Well, this is taking me longer than I thought it would. At the time of writing I've finished a rough cut-out of two hill panels. I still need to add in more detail and fine-tune some of the rocks, but in overall I'm quite happy with the results.
I started out with taping the borders with masking tape. This will keep the plaster from falling off the sides. I then mixed up some wall plaster and placed it on the hill sides, like this:
It takes a while to completely dry on the inside
It's easy to cut the plaster while it's still a bit wet, but after it has completely dried you will need something sharp and hard to cut through it.
The perfect moment to try out my brand new dremel set my wife gave me for my birthday. The set has various bit attachments, each having a specific purpose. I tried a couple of them, but quickly discovered the dremel not to be very effective for cutting large chunks. Besides generating too much noise for me to work at night, it pulverizes the plaster, filling the already dusty room with even more dust.
The little dremel that could
I used a set of modeling tools instead. They allow me to use different techniques, each having its own unique effect on the plaster. For example, breaking off pieces of plaster creates a more natural effect than cutting it straight with something mechanical. I'm planning on using the dremel for adding in the details. It's much more suitable for that kind of work.
Modeling tool set
Below the results so far:
The smallest of them all
Grand canyon inside out
Two hill panels put together
Although it takes much longer, I like the process of moulding them. It's actually quite soothing, almost like meditating. Just me and my tools and a large blob of plaster to shape as I please.

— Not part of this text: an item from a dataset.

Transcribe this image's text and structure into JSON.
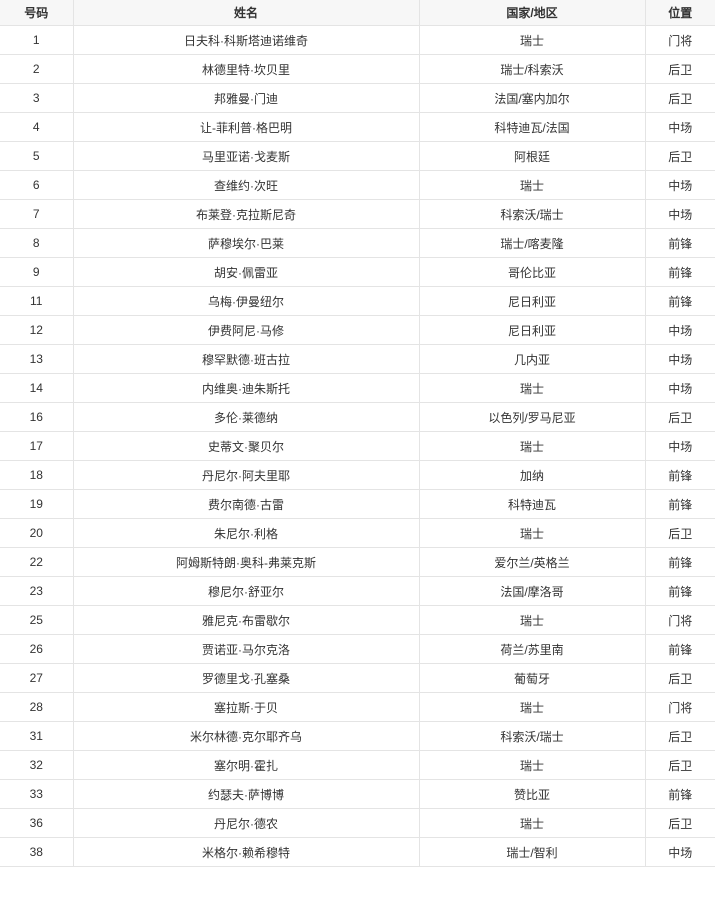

Aligning the corner was surprisingly easier than I thought it would. Just place them together and duplicate it.
I'm planning on using Styroplast on the hill-sides and the Foam Coat for the flat areas. But, before I can apply these materials I need to do some preparation work and various tests to get familiar them.
First, I continued with the river panels. Using a sharp knife I carved out more detail into the river borders, then I sanded the whole panel and poured modeling plaster into the river. Not too much, just about 3 mm thick. The plaster functions as a ground surface and helps to smooth out the borders. It also allows you to put some stones in place, like this:
When the plaster completely dried I sanded it again and made sure all connecting points matched. At this stage the river panels are ready for the Foam Coat. I'm planning on combining the Foam Coat with Latex wall paint and various stone materials to create the required surface. Normally the Foam Coat dries within 10 minutes, adding Latex will extend the drying time, furthermore it allows me to apply a thicker layer without wasting the three pounds of Foam Coat.
As for the hills, I wasn't quite sure yet on how to make them. I knew the basic shape and size, but didn't want to cut-out the cliff-sides with a knife or foam cutter. So, while working on the river panels I tried out different tests with plaster. If you combine the foam with plaster you can mould all kinds of intricate details into the plaster with some simple cutting tools. So, the plan is to put blobs of plaster on the hill-sides, mould the cliffs out of it and put the Styroplast over the plaster to give it a rock hard surface. Something like this:
Having worked out which methods to use for the hills, I started out by cutting the foams boards. I glued these together with Foam Fusion and created two pieces of 40x40x4cm and two pieces of 40x20x4cm. I placed them on the panels and outlined the initial shape of the hill with a marker, then I cut them out with a foam cutter and sanded the entry points of the two hills, like this:
As you can see I've cut out the sides of the hill in a 45 degree angle. This will serve as a bedding for the plaster. Maybe I'll remove some more foam later, a curved angle would be better than a straight one.
Just like the panels, the hills get a wooden border for protection. Incidentally, the hill border is a bit smaller than the panel borders. This has mainly to do with the fact that I ran out of materials than anything else. In this case only the hight and length are important. I made the hill borders a bit shorter than the actual hills, the plaster will straighten this out in the end.
Don't mind the markings, they're incorrect
All four hill panels with hill borders in place
The plaster takes awfully long to dry. When it does, I'll take you through the process of the actual moulding of the hills. After that, we're on our way for some serious foam coating.